On 4/16/23 2:54 PM, Zach Laine via SG16 wrote:
We again talked about utfN_view at the last meeting.  I was trying to
justify their existence, and again I could not remember the salient
point during the discussion.  Now I have.  Here is one of them:

template<utf8_iter I, sentinel_for<I> S = I>
  struct utf8_view : view_interface<utf8_view<I, S>> {
    using iterator = I;
    using sentinel = S;

    constexpr utf8_view() {}
    constexpr utf8_view(iterator first, sentinel last);

    constexpr iterator begin() const;
    constexpr sentinel end() const;

    friend constexpr bool operator==(utf8_view lhs, utf8_view rhs)
      { return lhs.begin() == rhs.begin() && lhs.end() == rhs.end(); }

    template<class CharT, class Traits>
      friend basic_ostream<CharT, Traits>&
        operator<<(basic_ostream<CharT, Traits>& os, utf8_view v);

    using iterator_t = unspecified;          // exposition only
    using sentinel_t = unspecified;          // exposition only

    iterator_t first_;                       // exposition only
    [[no_unique_address]] sentinel_t last_;  // exposition only

Note the operator<<.  I don't know how to provide a general-purpose
way to stream out a subrange<I, S>, when we know that it happens to
contain UTF-8, so I created utf8_view, and added an operator<<.  I
have a similar concern about adding support for
std::format-/std::print-ing ranges of UTF.
I don't think the operator<< above works as a general-purpose method regardless. What does it do when CharT is wchar_t?
Streaming or printing a utfN_view "just works", and this convenience
is used throughout Boost.Text and the examples in the papers I'm

I suspect this is not actually true. The paper doesn't explain what operator<< actually does at present. Does it "just work" on Windows to stream to stdout if the user hasn't changed the console encoding to UTF-8 and is not using Microsoft's new Terminal? What would it do if stdout is directed to a terminal in an EBCDIC environment? What if it were directed to a text file in that same environment?

There are some hard questions here that I think need to be (separately) answered before we can start supplying such operators.

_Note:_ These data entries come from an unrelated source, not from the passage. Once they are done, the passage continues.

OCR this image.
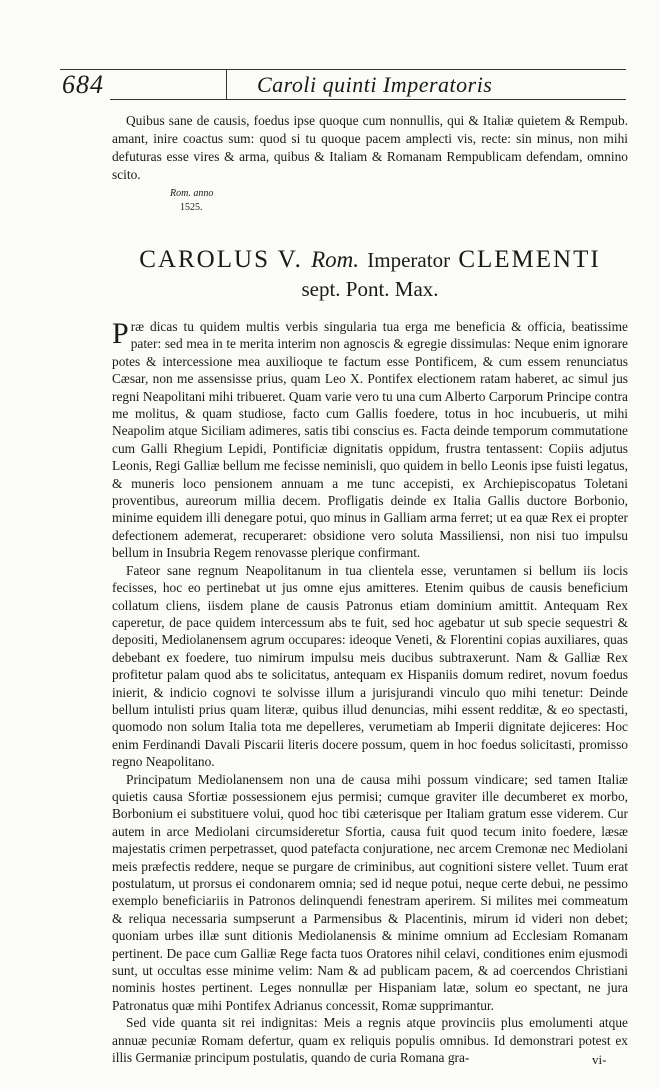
684	Caroli quinti Imperatoris

Quibus sane de causis, foedus ipse quoque cum nonnullis, qui & Italiæ quietem & Rempub. amant, inire coactus sum: quod si tu quoque pacem amplecti vis, recte: sin minus, non mihi defuturas esse vires & arma, quibus & Italiam & Romanam Rempublicam defendam, omnino scito.

Rom. anno
1525.
CAROLUS V. Rom. Imperator CLEMENTI
sept. Pont. Max.

Præ dicas tu quidem multis verbis singularia tua erga me beneficia & officia, beatissime pater: sed mea in te merita interim non agnoscis & egregie dissimulas: Neque enim ignorare potes & intercessione mea auxilioque te factum esse Pontificem, & cum essem renunciatus Cæsar, non me assensisse prius, quam Leo X. Pontifex electionem ratam haberet, ac simul jus regni Neapolitani mihi tribueret. Quam varie vero tu una cum Alberto Carporum Principe contra me molitus, & quam studiose, facto cum Gallis foedere, totus in hoc incubueris, ut mihi Neapolim atque Siciliam adimeres, satis tibi conscius es. Facta deinde temporum commutatione cum Galli Rhegium Lepidi, Pontificiæ dignitatis oppidum, frustra tentassent: Copiis adjutus Leonis, Regi Galliæ bellum me fecisse neminisli, quo quidem in bello Leonis ipse fuisti legatus, & muneris loco pensionem annuam a me tunc accepisti, ex Archiepiscopatus Toletani proventibus, aureorum millia decem. Profligatis deinde ex Italia Gallis ductore Borbonio, minime equidem illi denegare potui, quo minus in Galliam arma ferret; ut ea quæ Rex ei propter defectionem ademerat, recuperaret: obsidione vero soluta Massiliensi, non nisi tuo impulsu bellum in Insubria Regem renovasse plerique confirmant.

Fateor sane regnum Neapolitanum in tua clientela esse, veruntamen si bellum iis locis fecisses, hoc eo pertinebat ut jus omne ejus amitteres. Etenim quibus de causis beneficium collatum cliens, iisdem plane de causis Patronus etiam dominium amittit. Antequam Rex caperetur, de pace quidem intercessum abs te fuit, sed hoc agebatur ut sub specie sequestri & depositi, Mediolanensem agrum occupares: ideoque Veneti, & Florentini copias auxiliares, quas debebant ex foedere, tuo nimirum impulsu meis ducibus subtraxerunt. Nam & Galliæ Rex profitetur palam quod abs te solicitatus, antequam ex Hispaniis domum rediret, novum foedus inierit, & indicio cognovi te solvisse illum a jurisjurandi vinculo quo mihi tenetur: Deinde bellum intulisti prius quam literæ, quibus illud denuncias, mihi essent redditæ, & eo spectasti, quomodo non solum Italia tota me depelleres, verumetiam ab Imperii dignitate dejiceres: Hoc enim Ferdinandi Davali Piscarii literis docere possum, quem in hoc foedus solicitasti, promisso regno Neapolitano.

Principatum Mediolanensem non una de causa mihi possum vindicare; sed tamen Italiæ quietis causa Sfortiæ possessionem ejus permisi; cumque graviter ille decumberet ex morbo, Borbonium ei substituere volui, quod hoc tibi cæterisque per Italiam gratum esse viderem. Cur autem in arce Mediolani circumsideretur Sfortia, causa fuit quod tecum inito foedere, læsæ majestatis crimen perpetrasset, quod patefacta conjuratione, nec arcem Cremonæ nec Mediolani meis præfectis reddere, neque se purgare de criminibus, aut cognitioni sistere vellet. Tuum erat postulatum, ut prorsus ei condonarem omnia; sed id neque potui, neque certe debui, ne pessimo exemplo beneficiariis in Patronos delinquendi fenestram aperirem. Si milites mei commeatum & reliqua necessaria sumpserunt a Parmensibus & Placentinis, mirum id videri non debet; quoniam urbes illæ sunt ditionis Mediolanensis & minime omnium ad Ecclesiam Romanam pertinent. De pace cum Galliæ Rege facta tuos Oratores nihil celavi, conditiones enim ejusmodi sunt, ut occultas esse minime velim: Nam & ad publicam pacem, & ad coercendos Christiani nominis hostes pertinent. Leges nonnullæ per Hispaniam latæ, solum eo spectant, ne jura Patronatus quæ mihi Pontifex Adrianus concessit, Romæ supprimantur.

Sed vide quanta sit rei indignitas: Meis a regnis atque provinciis plus emolumenti atque annuæ pecuniæ Romam defertur, quam ex reliquis populis omnibus. Id demonstrari potest ex illis Germaniæ principum postulatis, quando de curia Romana gra-	vi-
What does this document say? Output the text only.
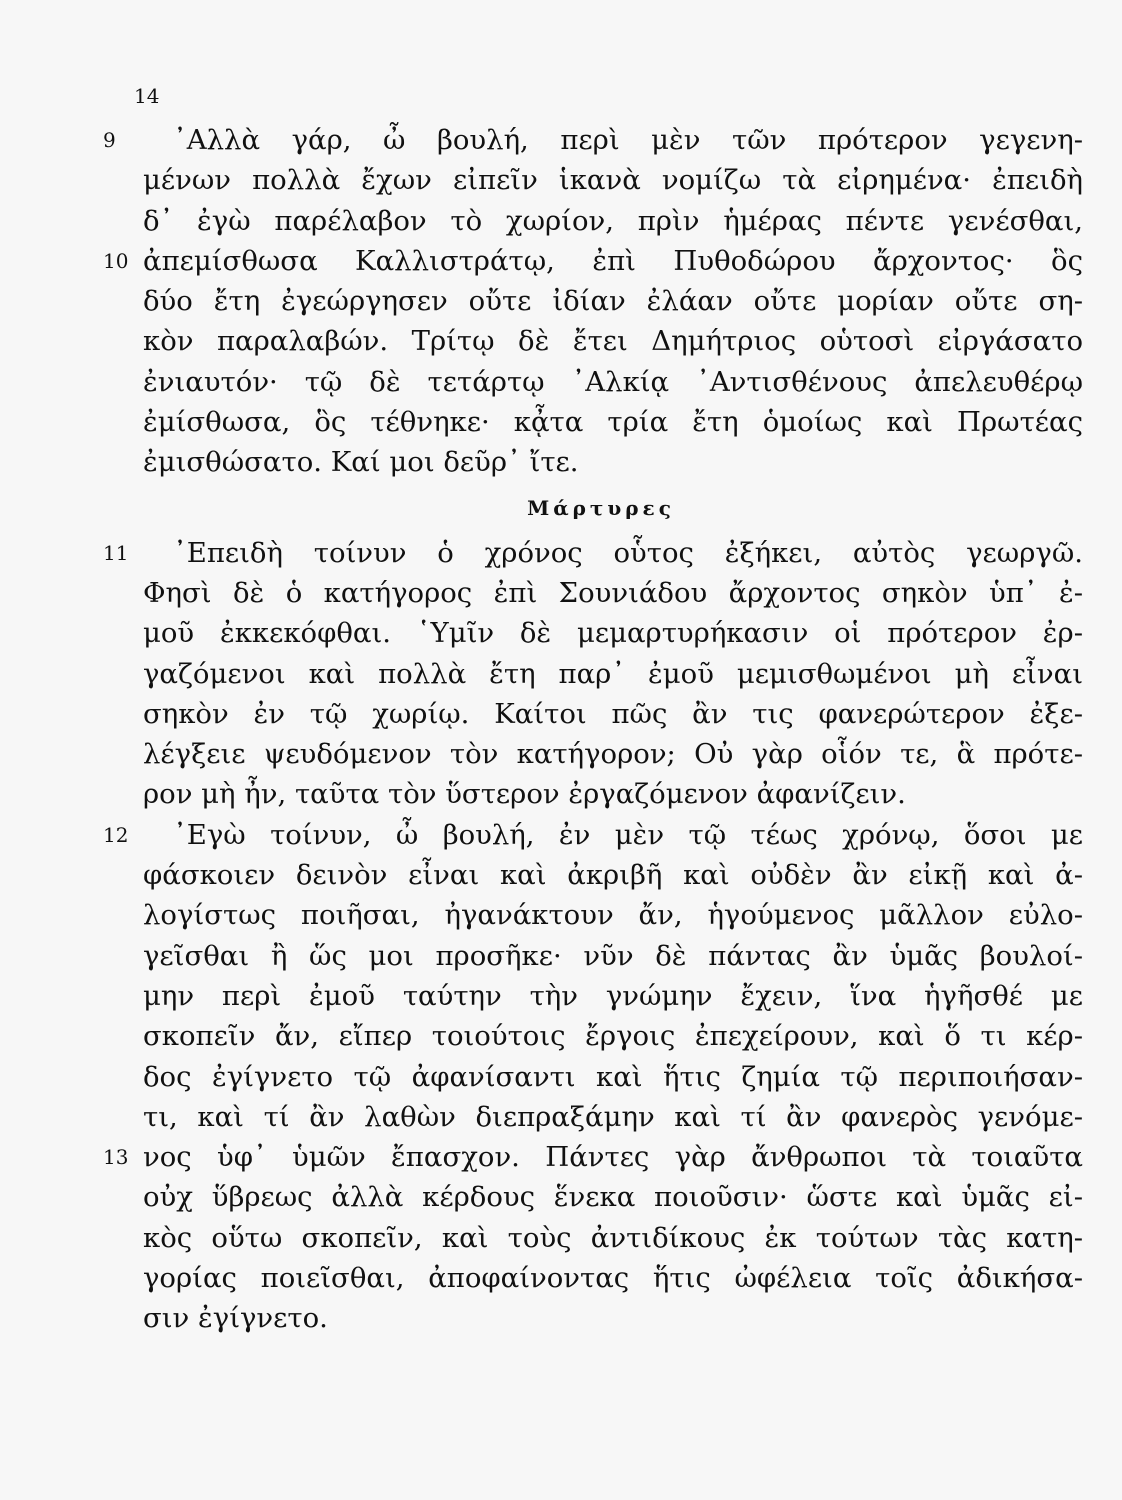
14
9 ᾿Αλλὰ γάρ, ὦ βουλή, περὶ μὲν τῶν πρότερον γεγενη-
μένων πολλὰ ἔχων εἰπεῖν ἱκανὰ νομίζω τὰ εἰρημένα· ἐπειδὴ
δ᾿ ἐγὼ παρέλαβον τὸ χωρίον, πρὶν ἡμέρας πέντε γενέσθαι,
10 ἀπεμίσθωσα Καλλιστράτῳ, ἐπὶ Πυθοδώρου ἄρχοντος· ὃς
δύο ἔτη ἐγεώργησεν οὔτε ἰδίαν ἐλάαν οὔτε μορίαν οὔτε ση-
κὸν παραλαβών. Τρίτῳ δὲ ἔτει Δημήτριος οὑτοσὶ εἰργάσατο
ἐνιαυτόν· τῷ δὲ τετάρτῳ ᾿Αλκίᾳ ᾿Αντισθένους ἀπελευθέρῳ
ἐμίσθωσα, ὃς τέθνηκε· κᾆτα τρία ἔτη ὁμοίως καὶ Πρωτέας
ἐμισθώσατο. Καί μοι δεῦρ᾿ ἴτε.
Μάρτυρες
11 ᾿Επειδὴ τοίνυν ὁ χρόνος οὗτος ἐξήκει, αὐτὸς γεωργῶ.
Φησὶ δὲ ὁ κατήγορος ἐπὶ Σουνιάδου ἄρχοντος σηκὸν ὑπ᾿ ἐ-
μοῦ ἐκκεκόφθαι. ῾Υμῖν δὲ μεμαρτυρήκασιν οἱ πρότερον ἐρ-
γαζόμενοι καὶ πολλὰ ἔτη παρ᾿ ἐμοῦ μεμισθωμένοι μὴ εἶναι
σηκὸν ἐν τῷ χωρίῳ. Καίτοι πῶς ἂν τις φανερώτερον ἐξε-
λέγξειε ψευδόμενον τὸν κατήγορον; Οὐ γὰρ οἷόν τε, ἃ πρότε-
ρον μὴ ἦν, ταῦτα τὸν ὕστερον ἐργαζόμενον ἀφανίζειν.
12 ᾿Εγὼ τοίνυν, ὦ βουλή, ἐν μὲν τῷ τέως χρόνῳ, ὅσοι με
φάσκοιεν δεινὸν εἶναι καὶ ἀκριβῆ καὶ οὐδὲν ἂν εἰκῇ καὶ ἀ-
λογίστως ποιῆσαι, ἠγανάκτουν ἄν, ἡγούμενος μᾶλλον εὐλο-
γεῖσθαι ἢ ὥς μοι προσῆκε· νῦν δὲ πάντας ἂν ὑμᾶς βουλοί-
μην περὶ ἐμοῦ ταύτην τὴν γνώμην ἔχειν, ἵνα ἡγῆσθέ με
σκοπεῖν ἄν, εἴπερ τοιούτοις ἔργοις ἐπεχείρουν, καὶ ὅ τι κέρ-
δος ἐγίγνετο τῷ ἀφανίσαντι καὶ ἥτις ζημία τῷ περιποιήσαν-
τι, καὶ τί ἂν λαθὼν διεπραξάμην καὶ τί ἂν φανερὸς γενόμε-
13 νος ὑφ᾿ ὑμῶν ἔπασχον. Πάντες γὰρ ἄνθρωποι τὰ τοιαῦτα
οὐχ ὕβρεως ἀλλὰ κέρδους ἕνεκα ποιοῦσιν· ὥστε καὶ ὑμᾶς εἰ-
κὸς οὕτω σκοπεῖν, καὶ τοὺς ἀντιδίκους ἐκ τούτων τὰς κατη-
γορίας ποιεῖσθαι, ἀποφαίνοντας ἥτις ὠφέλεια τοῖς ἀδικήσα-
σιν ἐγίγνετο.
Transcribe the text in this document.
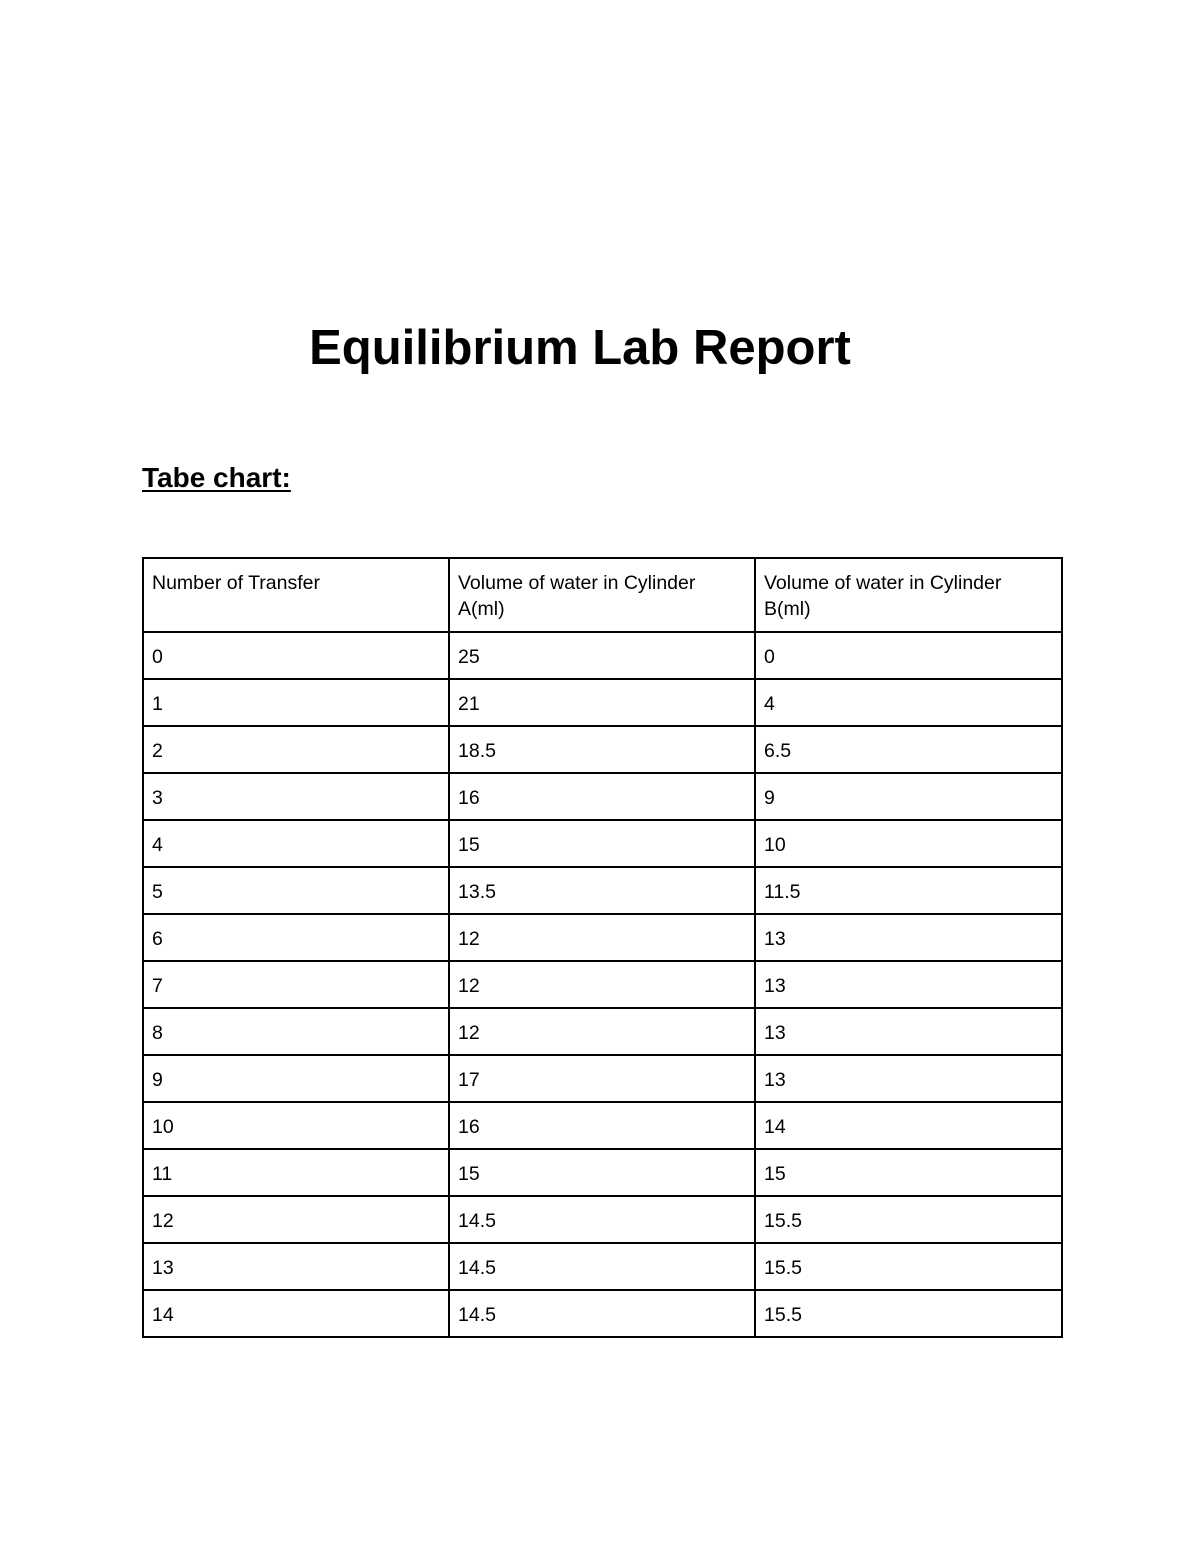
Equilibrium Lab Report
Tabe chart:
Number of Transfer	Volume of water in Cylinder A(ml)	Volume of water in Cylinder B(ml)
0	25	0
1	21	4
2	18.5	6.5
3	16	9
4	15	10
5	13.5	11.5
6	12	13
7	12	13
8	12	13
9	17	13
10	16	14
11	15	15
12	14.5	15.5
13	14.5	15.5
14	14.5	15.5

  I think the value of this convenience is evident in the
examples.  If someone has a reasonable alternative, I'm happy to
replace utfN_view with something that works more like a typical
std::ranges view.  Without such an alternative, I want to keep the
current design.

For the case where UTF text is held in char or wchar_t based storage, the solution I prefer is to give the programmer a tool for presenting that data through an interface that exposes it as char8_t, char16_t, or char32_t. Then, we can just rely on the type system to infer the right encoding to use. Something like the following where the unspecified iterator converts the value type of the supplied iterator to char8_t.

template<std::input_iterator I, std::sentinel_for<I> S>
requires std::convertible_to<std::value_type_t<I>, char8_t>
struct as_utf8_view : std::ranges::view_base {
    using iterator = /* unspecified */;
    using sentinel = /* unspecified */;

    constexpr as_utf8_view();
    constexpr as_utf8_view(I, S);

    constexpr iterator begin() const;
    constexpr sentinel end() const;
template<std::ranges::range R>
requires std::convertible_to<std::ranges::range_value_t<R>, char8_t>
auto as_utf8(R r) {
  return as_utf8_view(std::ranges::begin(r), std::ranges::end(r));

That suffices to adapt a range of values of a type that is convertible to char8_t to a view of char8_t values such that they can be used with any interface that works with a range of char8_t.